Mengutip dari Plt. Juru Bicara Kementerian Luar Negeri, Teuku Faizasyah, atas kesulitannya menangani isu di tengah pesatnya media-media dalam menyampaikan informasi. “Cepatnya pemanfaatan media sosial menyebabkan kita juga kejar-kejaran dengan informasi. Di situlah fungsi kita untuk meluruskan berita yang terkadang tidak proporsional atau tidak tepat atau bersifat sensasional, yang sangat mudah dilemparkan melalui media sosial ke publik,” kata Faiz, seperti dikutip dari laman resmi setneg.go.id.
Ketika Presiden RI, Joko Widodo, menunjuk seorang Sekretaris Direktorat Jenderal Pencegahan dan Pengendalian Penyakit Kementerian Kesehatan, Achmad Yurianto, sebagai juru bicara untuk penanganan Covid-19, adalah langkah yang sangat tepat.
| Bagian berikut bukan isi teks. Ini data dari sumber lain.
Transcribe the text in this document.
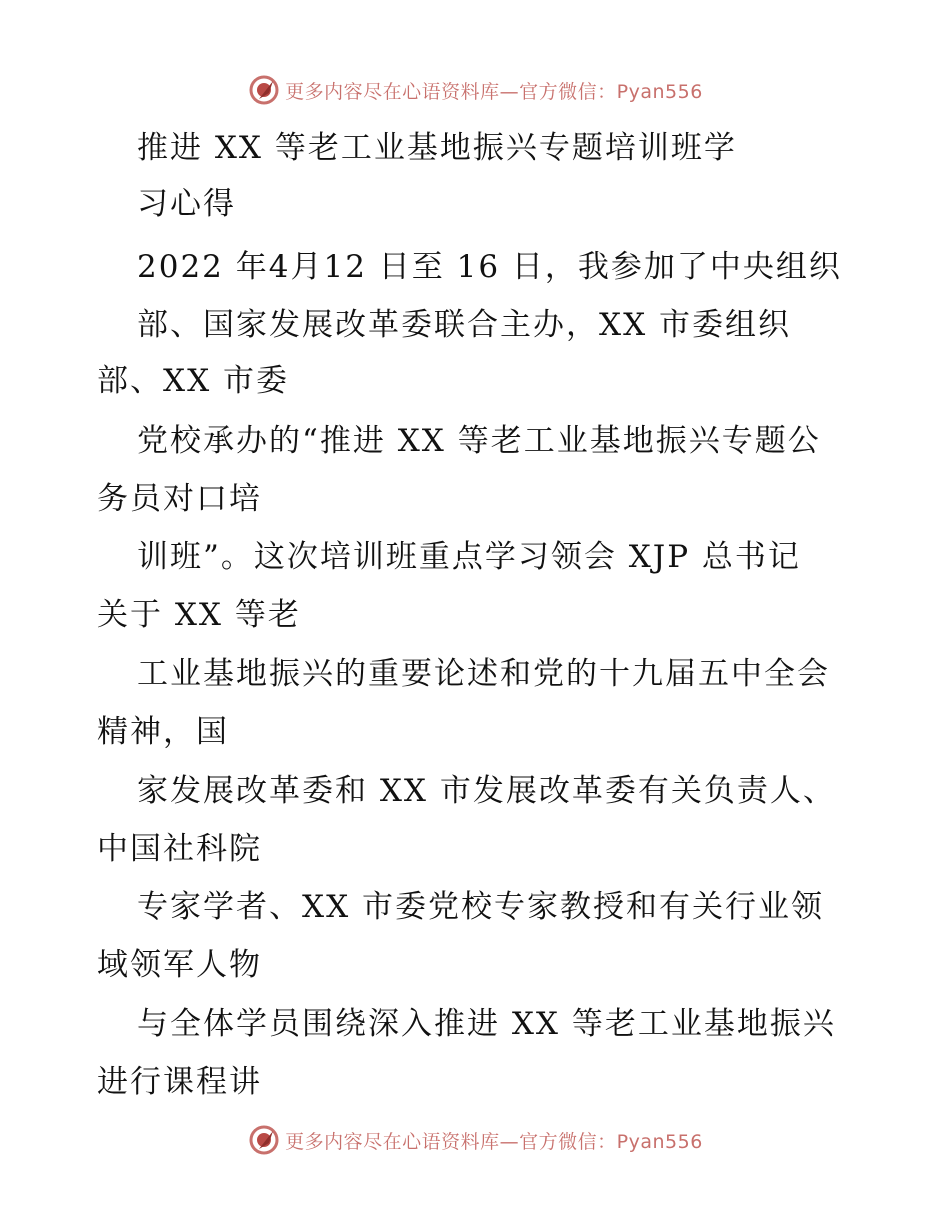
更多内容尽在心语资料库—官方微信：Pyan556
推进 XX 等老工业基地振兴专题培训班学
习心得
2022 年4月12 日至 16 日，我参加了中央组织
部、国家发展改革委联合主办，XX 市委组织
部、XX 市委
党校承办的“推进 XX 等老工业基地振兴专题公
务员对口培
训班”。这次培训班重点学习领会 XJP 总书记
关于 XX 等老
工业基地振兴的重要论述和党的十九届五中全会
精神，国
家发展改革委和 XX 市发展改革委有关负责人、
中国社科院
专家学者、XX 市委党校专家教授和有关行业领
域领军人物
与全体学员围绕深入推进 XX 等老工业基地振兴
进行课程讲
更多内容尽在心语资料库—官方微信：Pyan556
Memang, sudah semestinya pemerintah memiliki juru bicara khusus yang memiliki otoritas untuk menyampaikan upaya-upaya pemerintah terkait dengan penanganan Covid-19. Dengan Juru bicara itu, maka pemerintah bisa leluasa menyampaikan rencana dan progres terkait dengan penanganan Covid-19. Tujuannya sederhana, agar masyarakat tidak panik.
Juru bicara dengan kompetensinya diyakini mampu menjalankan tugasnya dalam menangani corona hanya satu pintu, terlebih sebagai rujukan bagi masyarakat, apalagi kini banyak sekali informasi terkait virus itu di media-media sosial. Dalam wikipedia, juru bicara atau bisa juga disingkat jubir adalah seseorang yang diberikan tanggung jawab untuk menerangkan kondisi atau situasi orang lain yang mengutusnya. Peranan jubir dalam lembaga negara sangat penting untuk mewakili lembaga yang dipegangnya dalam konferensi pers, ataupun dalam melakukan wawancara dengan wartawan dan media.
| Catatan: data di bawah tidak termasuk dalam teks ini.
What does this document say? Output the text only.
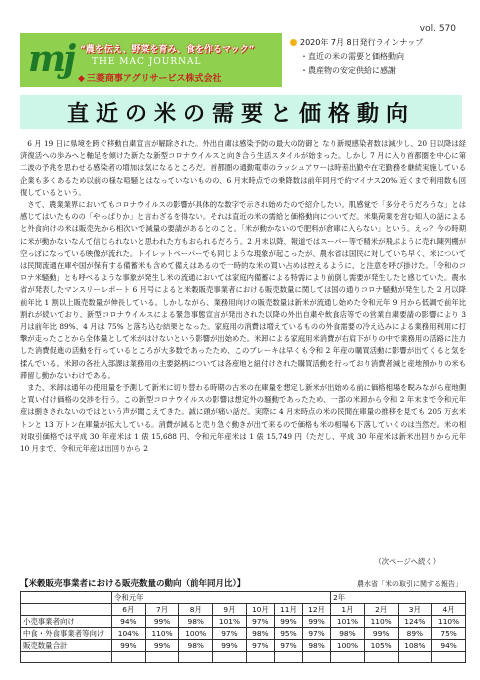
vol. 570
mj “農を伝え、野菜を育み、食を作るマック”
THE MAC JOURNAL
◆ 三菱商事アグリサービス株式会社
2020年 7月 8日発行ラインナップ
・直近の米の需要と価格動向
・農産物の安定供給に感謝
直近の米の需要と価格動向

6 月 19 日に県境を跨ぐ移動自粛宣言が解除された。外出自粛は感染予防の最大の防御と なり新規感染者数は減少し、20 日以降は経済復活への歩みへと軸足を傾けた新たな新型コロナウイルスと向き合う生活スタイルが始まった。しかし 7 月に入り首都圏を中心に第二波の予兆を思わせる感染者の増加は気になるところだ。首都圏の通勤電車のラッシュアワーは時差出勤や在宅勤務を継続実施している企業も多くあるため以前の様な喧騒とはなっていないものの、6 月末時点での乗降数は前年同月で約マイナス20% 近くまで利用数も回復しているという。

さて、農業業界においてもコロナウイルスの影響が具体的な数字で示され始めたので紹介したい。肌感覚で「多分そうだろうな」とは感じてはいたものの「やっぱりか」と言わざるを得ない。それは直近の米の需給と価格動向についてだ。米集荷業を営む知人の話によると外食向けの米は販売先から相次いで減量の要請があるとのこと。「米が動かないので肥料が倉庫に入らない」という。えっ？今の時期に米が動かないなんて信じられないと思われた方もおられるだろう。2 月末以降、報道ではスーパー等で精米が飛ぶように売れ陳列棚が空っぽになっている映像が流れた。トイレットペーパーでも同じような現象が起こったが、農水省は国民に対していち早く、米については民間流通在庫や国が保有する備蓄米も含めて備えはあるので一時的な米の買い占めは控えるように、と注意を呼び掛けた。「令和のコロナ米騒動」とも呼べるような事象が発生し米の流通においては家庭内備蓄による特需により前倒し需要が発生したと感じていた。農水省が発表したマンスリーレポート 6 月号によると米穀販売事業者における販売数量に関しては国の通りコロナ騒動が発生した 2 月以降前年比 1 割以上販売数量が伸長している。しかしながら、業務用向けの販売数量は新米が流通し始めた令和元年 9 月から低調で前年比割れが続いており、新型コロナウイルスによる緊急事態宣言が発出された以降の外出自粛や飲食店等での営業自粛要請の影響により 3 月は前年比 89%、4 月は 75% と落ち込む結果となった。家庭用の消費は増えているものの外食需要の冷え込みによる業務用利用に打撃が走ったことから全体量として米がはけないという影響が出始めた。米卸による家庭用米消費が右肩下がりの中で業務用の活路に注力した消費促進の活動を行っているところが大多数であったため、このブレーキは早くも令和 2 年産の購買活動に影響が出てくると気を揉んでいる。米卸の各社入部課は業務用の主要銘柄については各産地と紐付けされた購買活動を行っており消費者減と産地預かりの米も滞留し動かないわけである。

また、米卸は通年の使用量を予測して新米に切り替わる時期の古米の在庫量を想定し新米が出始める前に価格相場を睨みながら産地側と買い付け価格の交渉を行う。この新型コロナウイルスの影響は想定外の騒動であったため、一部の米卸から令和 2 年末まで令和元年産は捌きされないのではという声が聞こえてきた。誠に頭が痛い話だ。実際に 4 月末時点の米の民間在庫量の推移を見ても 205 万玄米トンと 13 万トン在庫量が拡大している。消費が減ると売り急ぐ動きが出て来るので価格も米の相場も下落していくのは当然だ。米の相対取引価格では平成 30 年産米は 1 俵 15,688 円、令和元年産米は 1 俵 15,749 円（ただし、平成 30 年産米は新米出回りから元年 10 月まで、令和元年産は出回りから 2

（次ページへ続く）
【米穀販売事業者における販売数量の動向（前年同月比）】	農水省「米の取引に関する報告」
	令和元年							2年			
	6月	7月	8月	9月	10月	11月	12月	1月	2月	3月	4月
小売事業者向け	94%	99%	98%	101%	97%	99%	99%	101%	110%	124%	110%
中食・外食事業者等向け	104%	110%	100%	97%	98%	95%	97%	98%	99%	89%	75%
販売数量合計	99%	99%	98%	99%	97%	97%	98%	100%	105%	108%	94%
Dalam kbbi.web.id, jubir adalah orang yang kerjanya memberi keterangan resmi dan sebagainya kepada umum; pembicara yang mewakili suara kelompok atau lembaga; penyambung lidah. Tentu saja sebagai jubir, fungsinya adalah menyampaikan informasi tentang kebijakan-kebijakan dan kegiatan organisasinya kepada umum atau publik, baik masyarakat ataupun media massa, agar pihak yang bersangkutan mendapat pengetahuan, pengertian, dan pemahaman tentang organisasi tersebut dengan harapan memberi dukungan. Juru bicara adalah orang yang dipercayakan untuk mewakili manajemen dan organisasi. Apa yang dibicarakan oleh seorang jubir akan mempengaruhi persepsi umum tentang suatu organisasi.
Komisi Pemberantasan Korupsi (KPK), menurut pandangan saya, misalnya, sudah menjalankan jubirnya dengan baik. Kerap kali ia tampil di depan publik mewakili organisasinya. Meskipun dalam beberapa kesempatan para pejabat atau petinggi KPK juga memberikan keterangan, tetapi dalam aktivitas komunikasi secara rutin, jubir itu yang senantiasa tampil di depan umum, memberikan keterangan terhadap wartawan, memberikan iformasi terhadap suatu kasus kepada publik terkait kasus yang sedang ditangani. Juru bicara selalu tampil memberikan keterangan kepada umum.
Tidak berlebihan kiranya bila seorang jubir dipilih karena ia cukup mumpuni menguasai masalah yang didukung oleh data dan fakta sebagai bukti pendukung, yang turut pula mendukung ketegasanya saat berhadapan, memberi keterangan dan menjawab para awak media. Maka, seorang jubir, sebelum tampil ia telah memastikan secara detaill faham terhadap konteks permasalahan yang terjadi berkatian dengan organisasi atau informasinya, termasuk garansi yang meyakinkan mana informasi yang pantas atau benar untuk disajikan menjadi informasi publik dan sebaliknya.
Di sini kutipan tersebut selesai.